Ralf Gonflant (le nom est changé) est venu nous consulter à la demande de la justice après avoir fait l’objet de plusieurs plaintes portant sur des agressions à caractère raciste. C’est un homme dans la force de l’âge appartenant à la classe moyenne supérieure, un intellectuel qui exerce sa profession avec succès, tout en menant parallèlement une carrière artistique qui lui a conféré une renommée dépassant le cadre étroit de l’île où il est né et où s’est déroulée toute sa carrière.
Ce patient est métissé. Psychothérapeute mais jamais auparavant confronté à la pathologie du racisme, ce fait m’a tout d’abord surpris. Il me semblait qu’un métis devait moins que tout autre succomber à ce mal. N’est-il pas lui-même, fruit de l’union de plusieurs races, l’incarnation du caractère artificiel de leur séparation ?
Ici, nous devons une précision aux lecteurs qui s’insurgeront contre notre usage du mot « race », contraire à ce que nous enseigne la science, laquelle ignore la notion et ne reconnaît qu’une seule humanité. Force est de constater qu’il en va autrement pour le commun des mortels qui se fie à l’apparence physique et pour qui l’existence des races relève de l’évidence. Tel est en particulier le cas de Ralf Gonflant : il connaît le discours des savants et il est assez intelligent pour le comprendre intellectuellement mais cela reste sans effet sur ses convictions profondes. En cela il n’est donc pas différent de la plupart d’entre nous. Il n’y en a pas moins un gouffre entre celui qui persiste à croire ses propres yeux et le véritable « raciste ». Ce dernier n’est pas seulement persuadé que l’humanité est divisée en plusieurs races distinctes ; il croit que l’appartenance d’un individu à telle ou telle race le classe de facto dans une catégorie morale particulière. Par exemple : le juif est intelligent mais grippe-sous, le jaune est travailleur mais fourbe, le noir est aimable mais paresseux, le blanc est industrieux mais cruel. Ce gouffre, R.G. (nous l’appelons désormais, pour faire plus vite, par ses seules initiales) l’a franchi.
Il ressort tant des plaintes qui ont été déposées à son encontre que des propos qu’il a tenu en ma présence qu’il voue une véritable haine aux juifs et aux blancs, une détestation qui a pu le pousser jusqu’à employer la force physique contre un homme de race blanche, pourtant âgé et qui, au moins à ce titre, aurait dû mériter davantage d’égards.

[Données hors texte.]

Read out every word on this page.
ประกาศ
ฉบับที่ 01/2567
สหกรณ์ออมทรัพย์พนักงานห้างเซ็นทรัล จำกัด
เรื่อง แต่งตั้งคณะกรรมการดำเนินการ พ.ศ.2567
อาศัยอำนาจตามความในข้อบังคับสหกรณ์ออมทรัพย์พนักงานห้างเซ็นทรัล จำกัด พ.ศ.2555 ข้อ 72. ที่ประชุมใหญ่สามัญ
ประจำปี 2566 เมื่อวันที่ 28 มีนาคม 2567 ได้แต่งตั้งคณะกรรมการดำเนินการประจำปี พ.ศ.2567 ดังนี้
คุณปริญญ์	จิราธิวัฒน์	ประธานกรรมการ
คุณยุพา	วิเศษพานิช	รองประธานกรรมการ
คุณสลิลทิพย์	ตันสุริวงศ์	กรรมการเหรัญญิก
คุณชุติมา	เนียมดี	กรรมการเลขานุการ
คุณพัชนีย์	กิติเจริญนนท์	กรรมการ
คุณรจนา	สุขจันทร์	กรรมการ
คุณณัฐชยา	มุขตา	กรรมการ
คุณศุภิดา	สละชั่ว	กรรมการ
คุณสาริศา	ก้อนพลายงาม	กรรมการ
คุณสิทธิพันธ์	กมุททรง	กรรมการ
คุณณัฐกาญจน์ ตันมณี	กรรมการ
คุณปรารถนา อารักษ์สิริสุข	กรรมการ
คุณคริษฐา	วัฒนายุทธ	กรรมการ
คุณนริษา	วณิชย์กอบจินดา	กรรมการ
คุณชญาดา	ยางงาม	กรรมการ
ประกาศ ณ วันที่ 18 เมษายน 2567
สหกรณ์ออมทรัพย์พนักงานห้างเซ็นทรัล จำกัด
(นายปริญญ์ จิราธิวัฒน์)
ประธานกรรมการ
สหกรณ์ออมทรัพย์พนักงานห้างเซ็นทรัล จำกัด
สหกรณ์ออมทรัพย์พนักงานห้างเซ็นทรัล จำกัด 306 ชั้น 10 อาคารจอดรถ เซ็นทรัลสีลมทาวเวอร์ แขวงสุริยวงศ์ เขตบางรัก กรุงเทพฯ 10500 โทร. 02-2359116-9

Un fait a priori sans rapport avec le racisme complique l’analyse de son cas : sa carrière jusque là sans histoire a connu un accident lorsqu’il s’est répandu sur les réseaux sociaux pour exprimer violemment son mépris global à l’égard des collègues d’une équipe de l’institut dans lequel il travaille. Le fait n’était pas anodin puisqu’il a poussé les collègues en question à quitter l’institut, l’amputant ainsi d’un atout stratégique important.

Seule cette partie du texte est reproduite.